Table 10 Switch Setup
LABEL
DESCRIPTION
VLAN Type
Choose 802.1Q or Port Based. The VLAN Setup screen changes depending on
whether you choose 802.1Q VLAN type or Port Based VLAN type in this screen.
IGMP Snooping Select Active to enable IGMP snooping have group multicast traffic only forwarded
to ports that are members significantly reducing multicast traffic passing through
your switch. See
for more information on IGMP snooping.
MAC Address
Learning
MAC address learning reduces outgoing traffic broadcasts. For MAC address
learning to occur on a port, the port must be active.
Aging Time
Enter a time from 10 to 3000 seconds. This is how long all dynamically learned MAC
addresses remain in the MAC address table before they age out (and must be
relearned).
GARP Timer:
Switches join VLANs by making a declaration. A declaration is made by issuing a
Join message using GARP. Declarations are withdrawn by issuing a Leave
message. A Leave All message terminates all registrations. GARP timers set
declaration timeout values. See the chapter on VLAN setup for more background
information.
Join Timer
Join Timer sets the duration of the Join Period timer for GVRP in milliseconds. Each
port has a Join Period timer. The allowed Join Time range is between 100 and
65535 milliseconds; the default is 200 milliseconds. See the chapter on VLAN setup
for more background information.
Leave Timer
Leave Time sets the duration of the Leave Period timer for GVRP in milliseconds.

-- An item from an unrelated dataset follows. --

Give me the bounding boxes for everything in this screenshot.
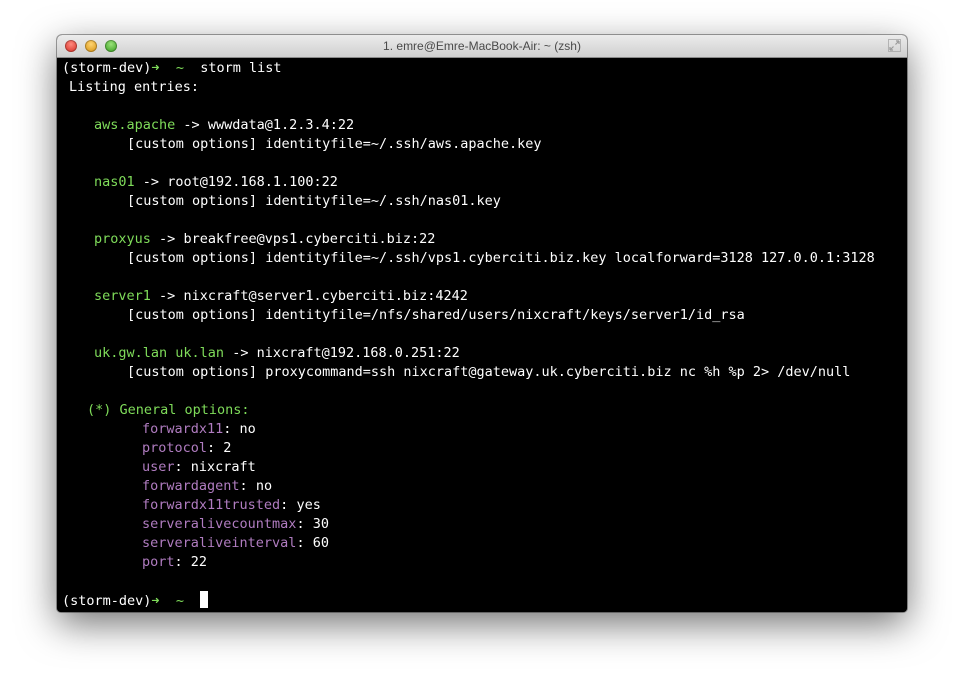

Each port has a single Leave Period timer. Leave Time must be two times larger
than Join Timer; the default is 600 milliseconds.
Leave All Timer
Leave All Timer sets the duration of the Leave All Period timer for GVRP in
milliseconds. Each port has a single Leave All Period timer. Leave All Timer must be
larger than Leave Timer; the default is 10000 milliseconds.
Priority Queue
Assignment
IEEE 802.1p defines up to eight separate traffic types by inserting a tag into a MAC-
layer frame that contains bits to define class of service. Frames without an explicit
priority tag are given the default priority of the ingress port. Use the next two fields to
configure the priority level-to-physical queue mapping.
The switch has four physical queues that you can map to the 8 priority levels. On the
switch, traffic assigned to higher index queues gets through faster while traffic in
lower index queues is dropped if the network is congested.
Priority Level
(The following descriptions are based on the traffic types defined in the IEEE 802.1d
standard (which incorporates the 802.1p).
Level 7
Typically used for network control traffic such as router configuration messages.
Level 6
Typically used for voice traffic that is especially sensitive to jitter (jitter is the
variations in delay).
Level 5
Typically used for video that consumes high bandwidth and is sensitive to jitter.
Level 4
Typically used for controlled load, latency-sensitive traffic such as SNA (Systems
Network Architecture) transactions.
Level 3
Typically used for “excellent effort” or better than best effort and would include
important business traffic that can tolerate some delay.
Level 2
This is for “spare bandwidth”.
Level 1
This is typically used for non-critical “background” traffic such as bulk transfers that
are allowed but that should not affect other applications and users.
Level 0
Typically used for best-effort traffic.